Q: What prompted you to start blogging?

I'd been following a number of teacher bloggers for quite a number of years, and I just thought it was time to start sharing some of what I was doing rather than reading and taking things from others.

Q: How effective have you found your use of video games like "Angry Birds" in your physics curriculum?

The awesome thing about video games is that they're a completely undiscovered world. As a student, you don't know what the laws of physics are governing why the birds fly through the sky. With software tools, you can analyze it. You can figure out how big those birds are, whether the laws of physics in "Angry Birds" land match the physics in our land. And it's very similar to what scientists have to do. Many times they're exploring something they can't go out and reach.

Q: What role does the blog community you've built have in your teaching?
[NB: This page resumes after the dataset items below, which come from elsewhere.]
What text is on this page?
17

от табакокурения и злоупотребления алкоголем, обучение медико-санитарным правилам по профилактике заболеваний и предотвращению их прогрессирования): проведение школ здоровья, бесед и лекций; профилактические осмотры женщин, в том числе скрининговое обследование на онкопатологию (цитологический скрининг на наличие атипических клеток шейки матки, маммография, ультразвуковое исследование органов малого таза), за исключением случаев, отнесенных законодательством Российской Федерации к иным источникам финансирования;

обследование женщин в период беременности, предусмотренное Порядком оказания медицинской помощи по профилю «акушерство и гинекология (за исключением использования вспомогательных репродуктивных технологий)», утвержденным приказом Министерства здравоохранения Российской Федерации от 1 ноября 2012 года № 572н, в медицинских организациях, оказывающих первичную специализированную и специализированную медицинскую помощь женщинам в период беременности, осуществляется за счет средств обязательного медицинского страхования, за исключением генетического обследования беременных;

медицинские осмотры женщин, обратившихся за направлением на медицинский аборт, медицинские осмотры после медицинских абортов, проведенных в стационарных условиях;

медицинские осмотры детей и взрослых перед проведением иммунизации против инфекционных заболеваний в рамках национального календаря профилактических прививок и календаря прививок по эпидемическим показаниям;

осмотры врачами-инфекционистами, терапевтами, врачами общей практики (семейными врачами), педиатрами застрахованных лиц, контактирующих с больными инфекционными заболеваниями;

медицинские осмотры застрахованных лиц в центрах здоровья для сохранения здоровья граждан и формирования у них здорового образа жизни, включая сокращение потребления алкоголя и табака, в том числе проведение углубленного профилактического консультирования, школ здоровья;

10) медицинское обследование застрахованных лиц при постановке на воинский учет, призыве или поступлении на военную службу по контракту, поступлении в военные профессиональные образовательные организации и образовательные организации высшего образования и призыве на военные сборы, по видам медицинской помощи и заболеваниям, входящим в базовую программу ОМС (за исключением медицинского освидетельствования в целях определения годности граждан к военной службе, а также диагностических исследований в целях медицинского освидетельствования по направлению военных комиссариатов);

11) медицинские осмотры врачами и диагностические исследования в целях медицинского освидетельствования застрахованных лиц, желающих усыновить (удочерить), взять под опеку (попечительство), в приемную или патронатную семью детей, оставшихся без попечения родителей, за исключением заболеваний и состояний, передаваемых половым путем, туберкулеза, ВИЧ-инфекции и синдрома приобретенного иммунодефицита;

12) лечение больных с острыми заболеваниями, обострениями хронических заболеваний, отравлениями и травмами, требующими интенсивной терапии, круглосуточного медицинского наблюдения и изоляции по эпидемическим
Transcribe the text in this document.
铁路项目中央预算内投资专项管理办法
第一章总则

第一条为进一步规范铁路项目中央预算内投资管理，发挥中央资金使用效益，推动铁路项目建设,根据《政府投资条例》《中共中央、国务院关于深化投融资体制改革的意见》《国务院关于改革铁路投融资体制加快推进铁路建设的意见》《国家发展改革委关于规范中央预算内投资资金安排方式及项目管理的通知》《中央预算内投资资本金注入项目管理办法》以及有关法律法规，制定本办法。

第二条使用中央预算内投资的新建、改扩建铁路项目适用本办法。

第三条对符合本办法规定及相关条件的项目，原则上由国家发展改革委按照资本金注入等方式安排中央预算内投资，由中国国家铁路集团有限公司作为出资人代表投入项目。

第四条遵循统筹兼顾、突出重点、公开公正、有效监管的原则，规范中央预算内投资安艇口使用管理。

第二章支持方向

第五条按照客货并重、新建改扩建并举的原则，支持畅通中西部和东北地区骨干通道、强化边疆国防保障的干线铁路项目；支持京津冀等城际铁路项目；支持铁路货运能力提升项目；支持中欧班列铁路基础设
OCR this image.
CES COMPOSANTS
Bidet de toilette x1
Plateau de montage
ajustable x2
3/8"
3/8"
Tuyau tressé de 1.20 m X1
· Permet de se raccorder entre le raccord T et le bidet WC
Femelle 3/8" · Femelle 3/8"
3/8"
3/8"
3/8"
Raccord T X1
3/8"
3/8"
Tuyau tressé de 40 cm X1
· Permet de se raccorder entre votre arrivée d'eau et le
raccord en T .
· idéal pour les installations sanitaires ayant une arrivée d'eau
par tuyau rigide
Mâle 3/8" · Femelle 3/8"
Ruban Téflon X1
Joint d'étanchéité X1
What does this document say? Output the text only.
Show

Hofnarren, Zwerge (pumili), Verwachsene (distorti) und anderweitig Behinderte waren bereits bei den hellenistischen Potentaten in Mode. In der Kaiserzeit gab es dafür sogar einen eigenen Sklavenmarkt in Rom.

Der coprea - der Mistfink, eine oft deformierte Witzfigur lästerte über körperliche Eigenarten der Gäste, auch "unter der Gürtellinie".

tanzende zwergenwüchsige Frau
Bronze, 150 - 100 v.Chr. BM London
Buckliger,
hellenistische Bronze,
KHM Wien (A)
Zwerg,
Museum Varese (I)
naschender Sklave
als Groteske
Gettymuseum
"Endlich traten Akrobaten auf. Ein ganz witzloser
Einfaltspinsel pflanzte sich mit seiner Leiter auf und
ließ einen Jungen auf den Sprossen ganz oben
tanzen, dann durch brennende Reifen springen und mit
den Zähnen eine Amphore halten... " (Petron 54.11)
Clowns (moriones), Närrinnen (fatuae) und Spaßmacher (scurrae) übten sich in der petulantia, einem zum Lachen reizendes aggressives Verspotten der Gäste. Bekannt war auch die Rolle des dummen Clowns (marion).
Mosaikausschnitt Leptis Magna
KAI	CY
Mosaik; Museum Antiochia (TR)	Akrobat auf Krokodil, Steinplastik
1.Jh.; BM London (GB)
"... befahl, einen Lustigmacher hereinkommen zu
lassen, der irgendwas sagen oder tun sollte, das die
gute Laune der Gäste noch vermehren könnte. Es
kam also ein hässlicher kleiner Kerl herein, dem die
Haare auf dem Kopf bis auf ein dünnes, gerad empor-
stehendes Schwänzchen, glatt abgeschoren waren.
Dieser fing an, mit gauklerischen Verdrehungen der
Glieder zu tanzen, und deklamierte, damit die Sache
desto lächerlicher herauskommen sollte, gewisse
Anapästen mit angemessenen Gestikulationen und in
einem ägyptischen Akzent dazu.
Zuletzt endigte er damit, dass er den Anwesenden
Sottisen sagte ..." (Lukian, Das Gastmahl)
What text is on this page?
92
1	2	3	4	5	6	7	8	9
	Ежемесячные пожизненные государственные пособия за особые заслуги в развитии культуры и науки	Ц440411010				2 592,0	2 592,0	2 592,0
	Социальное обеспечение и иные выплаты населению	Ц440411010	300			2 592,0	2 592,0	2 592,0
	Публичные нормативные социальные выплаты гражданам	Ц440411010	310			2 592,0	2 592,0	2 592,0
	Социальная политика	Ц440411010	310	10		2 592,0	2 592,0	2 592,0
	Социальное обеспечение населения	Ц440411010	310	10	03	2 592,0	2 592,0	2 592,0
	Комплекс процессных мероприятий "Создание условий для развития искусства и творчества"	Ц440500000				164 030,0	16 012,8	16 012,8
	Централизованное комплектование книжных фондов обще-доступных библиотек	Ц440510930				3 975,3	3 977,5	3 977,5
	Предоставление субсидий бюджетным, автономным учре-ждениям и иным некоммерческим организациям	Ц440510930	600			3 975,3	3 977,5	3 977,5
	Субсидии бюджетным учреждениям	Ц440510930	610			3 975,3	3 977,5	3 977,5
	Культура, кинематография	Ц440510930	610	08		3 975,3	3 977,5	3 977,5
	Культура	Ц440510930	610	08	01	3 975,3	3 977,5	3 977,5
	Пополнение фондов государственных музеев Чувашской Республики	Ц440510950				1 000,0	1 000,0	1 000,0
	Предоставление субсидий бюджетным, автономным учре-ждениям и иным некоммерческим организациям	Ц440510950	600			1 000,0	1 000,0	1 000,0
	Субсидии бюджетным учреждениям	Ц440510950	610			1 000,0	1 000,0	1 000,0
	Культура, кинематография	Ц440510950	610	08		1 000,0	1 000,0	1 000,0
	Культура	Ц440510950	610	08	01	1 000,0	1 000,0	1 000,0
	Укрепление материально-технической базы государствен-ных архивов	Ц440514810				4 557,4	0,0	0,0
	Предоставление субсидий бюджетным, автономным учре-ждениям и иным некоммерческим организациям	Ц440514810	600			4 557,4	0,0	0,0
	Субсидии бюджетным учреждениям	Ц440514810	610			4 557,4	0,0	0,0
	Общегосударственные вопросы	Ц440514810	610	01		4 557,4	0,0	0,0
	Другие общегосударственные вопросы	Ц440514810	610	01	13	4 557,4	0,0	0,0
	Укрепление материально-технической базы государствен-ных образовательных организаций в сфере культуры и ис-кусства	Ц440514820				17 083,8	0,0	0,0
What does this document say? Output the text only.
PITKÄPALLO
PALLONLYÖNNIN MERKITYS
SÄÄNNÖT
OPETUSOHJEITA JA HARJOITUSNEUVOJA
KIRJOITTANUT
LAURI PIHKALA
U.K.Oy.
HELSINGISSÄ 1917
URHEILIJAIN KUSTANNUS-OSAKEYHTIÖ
It's been incredible, because we now have a community of something like 100 physics teachers who are really active in helping one another out. Every week now, we gather for something called the "Global Physics Department." Every Wednesday night, 20 to 30 teachers get together online and listen to a presentation. About five weeks ago, we had somebody from Australia speaking about his physics Ph.D. research. Ten years ago, if there was a problem I couldn't solve or I didn't know the best way to teach something, the chance of me figuring it out was very small. Now I can submit a blog post, go to bed and wake up the next morning and have feedback from two or three people.

Q: Have you used the blog as another venue for continuing education?

I teach with five other great physics teachers, but none of them are professors of physics. The insights I get from having professors say, "Well in my classroom, we're getting high school students who can't do this. This is what I'd like to see." That's really great feedback.